4 Things You Should Know About Workplace Physical Injury

work place injury

For some people work equates to dangerous conditions. It might be due to the tools and equipment they use or the environment they work in. Such things can lead to workplace injuries especially if the employer/ colleagues are negligent or violent. At zlotolaw.com we fight for the people who have received physical injury and help them gain the maximum compensation possible. Like the encyclopedia of law that helps you find answers everyday legal queries, www.nolo.com/, we answer some of your questions related to on-the-job damages and injuries.

There can be a number of reasons for physical injury while working that can cause damage to back, neck or the complete spinal cord. Some of them are:
Work Equipment
Lifting Injuries
Negligent Coworker
Forklift Accidents
Unsafe Work Practices
Slip and Fall
Crime while at work
Violence at workplace
Exposure to hazardous substances like asbestos, silica dust or benzene can cause grave diseases. They can be used to file a compensation claim. Rashes gained due to cleaning materials or mesothelioma, a serious and extreme disease, can also be claimed under it.

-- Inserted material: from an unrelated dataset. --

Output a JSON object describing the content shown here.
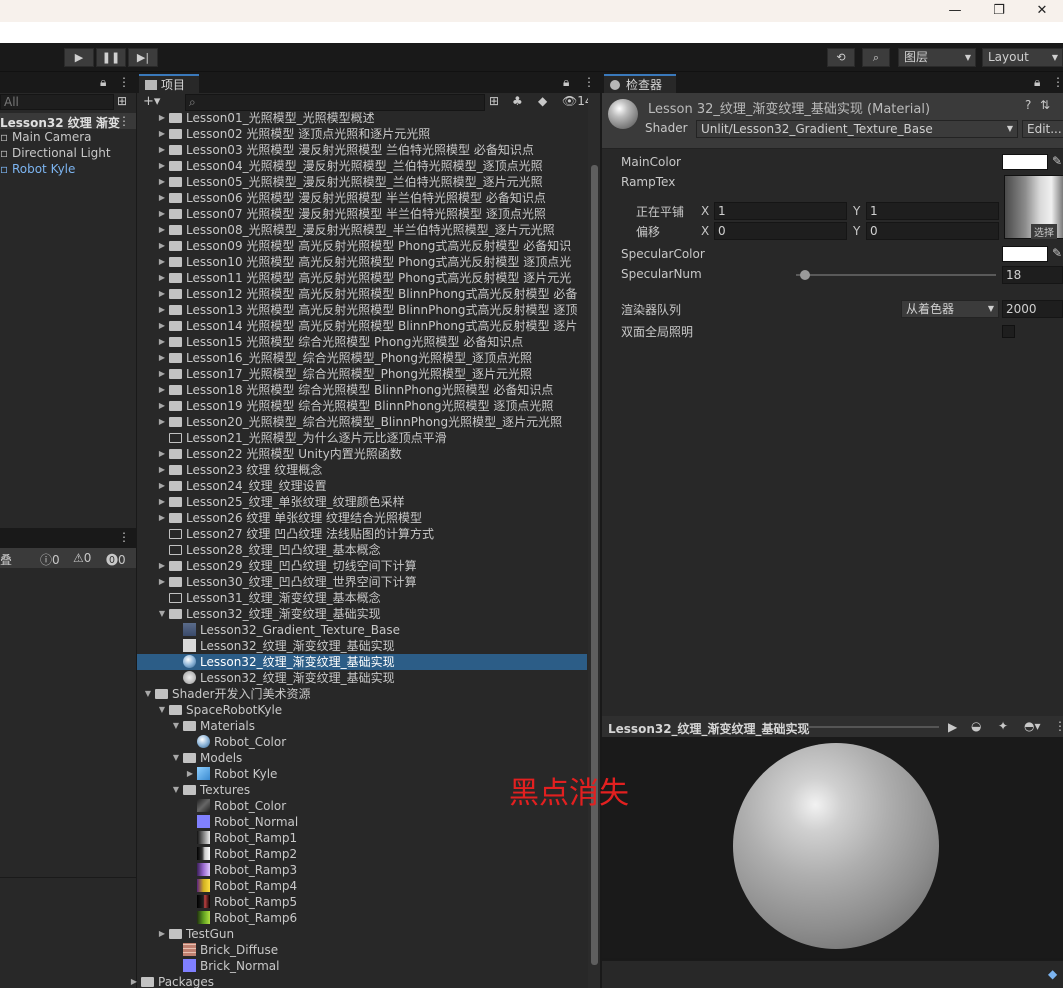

Now that the reasons for acquiring an injury at work are clear one should know that the workers’ compensation law state that there should be insurance coverage for every injury that can take place at work. If the employer has reached a certain set size, ensuring to insure the employees is mandatory. Even government employees are covered by a federal workers’ compensation. Though the procedure of filing a claim may change slightly in every state, the basic involve:
The person injured, i.e., employee
The medical professionals, i.e., physicians and doctors
The insurance companies
The employer
The claim system absolves both parties by using a no-fault system. This means while the employee gets the benefits and compensation, the employer is reserved from lawsuits that might defame them. Since there is no need to prove fault the complete procedure is smoother when compared with other personal injury lawsuits.

The third thing you need to know about workers’ compensation is the benefits it includes. The law covers the medical costs and may benefit some part of the income that is lost while the victim is recuperating. Wage compensation may range from 50 to 70% of the salary that was given to the individual before the injury occurred. If there is a catastrophic injury which has lead to partial or complete disability then a settlement or a stipend will be included in the compensation. The law does not cover any benefits for pain or suffering.

What else can your claim benefit include is the fourth things an employee should know. If the injury you had occured while doing an activity that was sponsored by your employer, you can claim benefits. The same applies to any company owned asset that may have injured you. If you have a pre-existing condition and it is aggravated then a claim can be made. The workers’ compensation law does not cover any injury that may be gained from work while the employee was in an impaired state like a drunk.

How To Choose Your Personal Injury Attorney?


Accidents and injuries occur every second according to the global traffic research survey agencies. The main cities and towns in the world have ample opportunities to hire a variety of personal injury lawyers like car accident attorneys. But, how do you find the best if you need a good injury lawyer in your place? As suggested by www.attorneys.com, you need to do your homework and find a personal injury lawyer who will work hard to meet your needs. This short article provides some valuable tips which will be a starting point for your search for a personal injury lawyer. Remember, it is your health and hence do not settle for less than what you truly deserve.

As a client, you may not know when these professionals have your best interest in mind. Logically ask a question to yourself “Which law firm is in business to help their clients instead of their own personal gain?” Undoubtedly, the given tips will be handy for you while you need an injury attorney who will work for you; not for a huge paycheck.

Fast response: This tip covers two things: Firstly, your ability to identify a personal injury lawyer and secondly his or her ability to quickly respond to you. Ideally, you should begin your search within few days after your accident. One week is acceptable but two or three days seem to be ideal. If your injuries prevent you from contacting an attorney personally, ask someone in your family for help.
Experience is important: Look for a reputed personal injury lawyer who has experience with your particular type of case. Ask for references and examples of cases similar to yours. Ask them about the timeframe and settlement awards they got in previous cases.
Personal meeting: Telephone conversations only go so far in conveying your wishes and needs to your attorney. A personal meeting is imperative to build the relationship of trust with your lawyer. Most professional personal injury lawyers offer a free initial consultation, so don’t be afraid to interview more than one.
Contingency fee: The last thing you need is to pay legal fees if your case is dismissed or you don’t win. Contingency fee basis pay simply means if you don’t win, your lawyer doesn’t get paid. Expect your attorney to request about twenty or thirty percent of your final settlement amount. Read your retainer agreement thoroughly, so you understand how and when your attorney will be paid.

Avoid ambulance chasers: These types of lawyers have acquired their reputation and nickname by the fact that their average case is evaluated and completed in a very short amount of time. Many of such cases are handled in a sloppy manner, and the injured do not receive the maximum payout.

Look for honesty: Do not be dishonest with your attorney. Always be perfectly honest and try to remember every detail. Share all relevant images and records so your attorney can properly evaluate your case and advise you to the best of their ability. Also, never offer any oral or written statement until you’re directed to do so by your attorney.